Les zones minières appartiennent au gouvernement, qui donne son autorisation d’exploitation. Selon Vincent, les licences minières ne sont données que pour 3 ans.
A Mogok, il y a beaucoup de secrets et de rumeurs concernant les mines. Quelle mine est la meilleure ? Difficile de savoir : avec ses licences minières le gouvernement donne accès à un rêve…
Il peut récompenser ses amis ou acheter la paix à ses anciens adversaires en fournissant aux ethnies rebelles et aux minorités, qui étaient autrefois des fermiers ou des insurgés, la possibilité d’exploiter les sites, le partage évitant les problèmes de rivalité et les conflits.
Il nous a aussi été dit que pour lutter contre le trafic de drogue, le gouvernement a permis à certains trafiquants d’exploiter les mines pour qu’ils mettent fin à leur activité illicite.
A Mogok, chaque mineur doit en théorie montrer sa production au gouvernement et s’acquitter d’une taxe de 10% avant de pouvoir vendre ses pierres. Bien sûr, tout cela reste théorique car Vincent nous disait qu’à Mogok de tous temps, sous les rois Birmans, comme sous l’administration coloniale Britannique ou depuis l’indépendance de la Birmanie, il est très difficile aux autorités de contrôler ce qui se passe dans les mines. La tentation est grande : un beau rubis est si petit, si facile à cacher et peut valoir une fortune !

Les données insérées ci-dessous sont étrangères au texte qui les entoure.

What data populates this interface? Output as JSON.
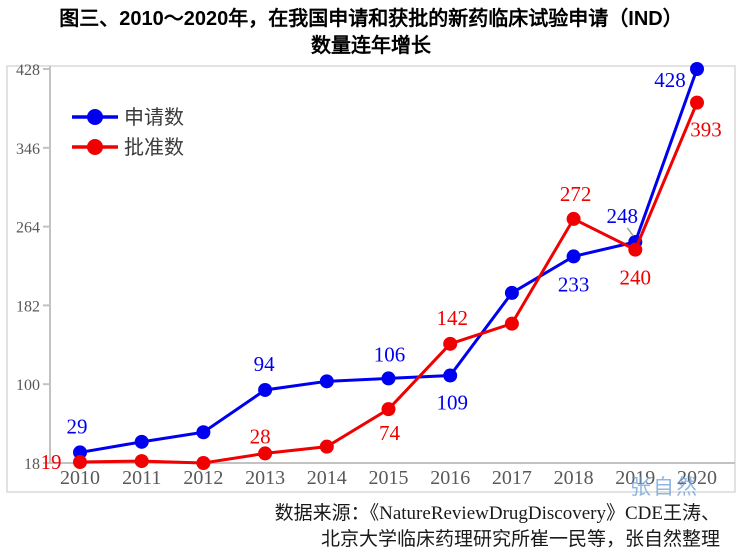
{
  "title": {
    "line1": "图三、2010～2020年，在我国申请和获批的新药临床试验申请（IND）",
    "line2": "数量连年增长"
  },
  "chart_data": {
    "type": "line",
    "x": [
      2010,
      2011,
      2012,
      2013,
      2014,
      2015,
      2016,
      2017,
      2018,
      2019,
      2020
    ],
    "series": [
      {
        "name": "申请数",
        "color": "#0000f0",
        "values": [
          29,
          40,
          50,
          94,
          103,
          106,
          109,
          195,
          233,
          248,
          428
        ],
        "labels": [
          {
            "year": 2010,
            "text": "29",
            "dx": -3,
            "dy": -19
          },
          {
            "year": 2013,
            "text": "94",
            "dx": -1,
            "dy": -19
          },
          {
            "year": 2015,
            "text": "106",
            "dx": 1,
            "dy": -17
          },
          {
            "year": 2016,
            "text": "109",
            "dx": 2,
            "dy": 34
          },
          {
            "year": 2018,
            "text": "233",
            "dx": 0,
            "dy": 35
          },
          {
            "year": 2019,
            "text": "248",
            "dx": -13,
            "dy": -19,
            "leader": true
          },
          {
            "year": 2020,
            "text": "428",
            "dx": -27,
            "dy": 18
          }
        ]
      },
      {
        "name": "批准数",
        "color": "#f00000",
        "values": [
          19,
          20,
          18,
          28,
          35,
          74,
          142,
          163,
          272,
          240,
          393
        ],
        "labels": [
          {
            "year": 2010,
            "text": "19",
            "dx": -29,
            "dy": 7
          },
          {
            "year": 2013,
            "text": "28",
            "dx": -5,
            "dy": -10
          },
          {
            "year": 2015,
            "text": "74",
            "dx": 1,
            "dy": 31
          },
          {
            "year": 2016,
            "text": "142",
            "dx": 2,
            "dy": -19
          },
          {
            "year": 2018,
            "text": "272",
            "dx": 2,
            "dy": -18
          },
          {
            "year": 2019,
            "text": "240",
            "dx": 0,
            "dy": 35
          },
          {
            "year": 2020,
            "text": "393",
            "dx": 9,
            "dy": 34
          }
        ]
      }
    ],
    "yticks": [
      18,
      100,
      182,
      264,
      346,
      428
    ],
    "ylim": [
      18,
      428
    ],
    "xlabel": "",
    "ylabel": "",
    "grid": false,
    "legend_position": "top-left"
  },
  "source": {
    "line1": "数据来源：《NatureReviewDrugDiscovery》CDE王涛、",
    "line2": "北京大学临床药理研究所崔一民等，张自然整理"
  },
  "watermark": {
    "text": "张自然"
  }
}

Il y a surement pas mal d’activité minière illégale à Mogok, à commencer par les propriétaires des mines qui ne déclarent probablement pas au gouvernement toutes leurs meilleures pierres afin d’échapper aux taxes et pour de ne pas attirer la convoitise d’autres mineurs qui pourraient vouloir leur prendre leur précieux bien le jour où leur licence arrive à expiration.
Mogok, une terre à part
Mogok est un lieu totalement insolite, qui regorge de multiples pierres précieuses de couleur et du fameux rubis, « sang de pigeon » unique au monde, un terrain de jeu, pour spécialistes passionnés, grandeur nature.
Quand la Birmanie a été colonisée par les Britanniques, certains habitants se sont réfugiés en Thaïlande pour fuir leur emprise. Ils ont exporté avec eux leur savoir-faire et leurs technicités et se sont installés à Chanthaburi, la capitale actuelle du négoce des gemmes en Thaïlande.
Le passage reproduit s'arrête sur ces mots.